Dedication and Apology


I explain my motivation for writing this book.

PART I: Movements About The Northern Hemisphere

1. Strange Coincidences:

My journey begins when I read a story by Kurt Vonnegut titled, Protocols of the Leaders of Tralfamadore, then happen upon the document that this is a satire of, the Protocols of the Leaders of Zion, and I document other strange coincidences.

2. Synchronicity:

In an attempt to explain these coincidences without resorting to spiritual paths, astrological scripts, or pseudo-science, I look at Carl Jung's theory of Synchronicity.

3. Switzerland:

My husband, Jamie, and I travel to Zürich, where I am inspired by Switzerland's long history of entrusting the people to decide their own fate; and I note the role of the Swiss in WWII.

- The Shock Doctrine: Then, I include a segment about an interview I see with Naomi Klein, about her book, The Shock Doctrine: The Rise of Disaster Capitalism, where I note the connection between her thesis and my observations about democratic principles.

In Switzerland again, I become inspired on many levels.
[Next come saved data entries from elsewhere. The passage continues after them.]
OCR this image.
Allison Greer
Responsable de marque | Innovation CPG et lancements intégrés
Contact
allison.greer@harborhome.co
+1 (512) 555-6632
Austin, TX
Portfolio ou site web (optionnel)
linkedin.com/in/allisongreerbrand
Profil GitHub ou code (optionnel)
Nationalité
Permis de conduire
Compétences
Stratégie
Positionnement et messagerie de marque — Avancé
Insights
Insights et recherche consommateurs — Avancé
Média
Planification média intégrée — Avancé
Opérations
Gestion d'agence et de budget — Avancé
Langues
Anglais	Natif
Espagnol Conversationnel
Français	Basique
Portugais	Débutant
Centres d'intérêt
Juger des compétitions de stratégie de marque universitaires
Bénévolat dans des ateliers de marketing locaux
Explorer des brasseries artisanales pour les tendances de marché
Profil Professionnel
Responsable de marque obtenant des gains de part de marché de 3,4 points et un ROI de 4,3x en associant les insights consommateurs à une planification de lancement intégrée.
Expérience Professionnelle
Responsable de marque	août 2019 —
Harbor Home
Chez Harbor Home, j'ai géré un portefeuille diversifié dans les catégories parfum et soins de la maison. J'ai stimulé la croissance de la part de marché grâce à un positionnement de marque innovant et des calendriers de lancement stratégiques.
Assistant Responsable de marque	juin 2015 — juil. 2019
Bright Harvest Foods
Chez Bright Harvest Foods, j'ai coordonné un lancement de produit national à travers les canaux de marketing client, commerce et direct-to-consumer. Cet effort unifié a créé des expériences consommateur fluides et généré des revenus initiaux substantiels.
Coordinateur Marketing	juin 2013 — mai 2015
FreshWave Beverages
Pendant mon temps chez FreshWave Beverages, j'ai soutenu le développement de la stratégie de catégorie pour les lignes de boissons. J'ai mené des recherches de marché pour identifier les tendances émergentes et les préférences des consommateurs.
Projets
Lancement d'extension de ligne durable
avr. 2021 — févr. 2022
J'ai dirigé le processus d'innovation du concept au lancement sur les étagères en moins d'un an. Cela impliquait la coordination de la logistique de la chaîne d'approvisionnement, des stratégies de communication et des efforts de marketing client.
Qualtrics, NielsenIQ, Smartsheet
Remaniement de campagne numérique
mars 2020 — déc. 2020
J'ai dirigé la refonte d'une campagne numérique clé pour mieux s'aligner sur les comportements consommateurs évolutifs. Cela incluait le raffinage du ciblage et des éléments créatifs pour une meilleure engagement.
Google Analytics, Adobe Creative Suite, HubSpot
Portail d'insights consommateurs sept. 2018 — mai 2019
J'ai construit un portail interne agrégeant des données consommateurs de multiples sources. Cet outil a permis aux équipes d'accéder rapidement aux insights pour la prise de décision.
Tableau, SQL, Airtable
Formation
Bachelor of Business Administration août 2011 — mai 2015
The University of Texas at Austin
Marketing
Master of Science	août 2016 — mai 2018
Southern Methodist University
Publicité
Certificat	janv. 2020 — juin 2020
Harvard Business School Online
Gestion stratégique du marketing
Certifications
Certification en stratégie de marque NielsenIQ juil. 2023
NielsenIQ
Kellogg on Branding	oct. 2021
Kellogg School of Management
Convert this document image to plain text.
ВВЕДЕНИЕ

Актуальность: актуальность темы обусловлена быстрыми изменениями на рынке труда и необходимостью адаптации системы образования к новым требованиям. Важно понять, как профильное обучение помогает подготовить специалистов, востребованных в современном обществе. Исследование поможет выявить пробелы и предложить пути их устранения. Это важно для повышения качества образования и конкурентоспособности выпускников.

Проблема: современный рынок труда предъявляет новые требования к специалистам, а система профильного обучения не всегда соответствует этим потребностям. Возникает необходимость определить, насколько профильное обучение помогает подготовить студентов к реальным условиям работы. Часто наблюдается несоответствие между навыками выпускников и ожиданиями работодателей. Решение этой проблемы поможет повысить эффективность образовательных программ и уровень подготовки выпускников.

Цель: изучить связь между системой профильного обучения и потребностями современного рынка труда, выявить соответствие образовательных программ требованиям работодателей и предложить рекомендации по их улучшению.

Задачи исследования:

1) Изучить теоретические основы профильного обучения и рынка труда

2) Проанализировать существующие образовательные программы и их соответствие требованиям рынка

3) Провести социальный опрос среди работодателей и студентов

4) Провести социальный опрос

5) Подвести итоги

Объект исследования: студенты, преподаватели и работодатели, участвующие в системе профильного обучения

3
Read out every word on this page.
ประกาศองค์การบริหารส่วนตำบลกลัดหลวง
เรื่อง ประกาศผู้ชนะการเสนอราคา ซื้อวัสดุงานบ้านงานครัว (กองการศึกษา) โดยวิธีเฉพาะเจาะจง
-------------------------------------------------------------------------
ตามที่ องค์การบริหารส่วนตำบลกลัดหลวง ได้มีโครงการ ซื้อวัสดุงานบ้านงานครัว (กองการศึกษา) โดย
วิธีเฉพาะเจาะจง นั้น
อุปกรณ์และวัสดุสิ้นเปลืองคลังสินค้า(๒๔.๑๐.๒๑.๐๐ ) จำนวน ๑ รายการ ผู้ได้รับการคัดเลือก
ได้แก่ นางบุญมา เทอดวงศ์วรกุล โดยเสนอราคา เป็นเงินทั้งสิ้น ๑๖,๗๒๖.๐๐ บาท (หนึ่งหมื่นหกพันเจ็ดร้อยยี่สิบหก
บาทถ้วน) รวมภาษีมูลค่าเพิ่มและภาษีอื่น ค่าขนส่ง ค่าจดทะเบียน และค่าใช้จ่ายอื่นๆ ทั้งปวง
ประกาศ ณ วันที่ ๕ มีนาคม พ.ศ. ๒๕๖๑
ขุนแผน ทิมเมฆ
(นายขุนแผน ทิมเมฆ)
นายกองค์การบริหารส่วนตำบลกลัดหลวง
Back in Florida, I learn that Jung had lived in Zürich.

- Well, Excuse Me, Milton Friedman: In this essay, I explain how I learned about Milton Friedman purely by accident and describe his “free market ideology” as Fascism.

4. On The Road:

Jamie and I hit the road, first running down to Fr. Lauderdale, then north to Asheville, N.C., where I confront the Biltmore mansion and the terms “robber barons” vs. “captains of industry,” in the context of how the wrongs of history must be remembered in order to better understand the present. Then we head westward.

- Nouveau-Nomadism: This description of an alternative lifestyle is included in this chapter.

5. Oklahoma:

We pass by the birthplace of Woody Guthrie.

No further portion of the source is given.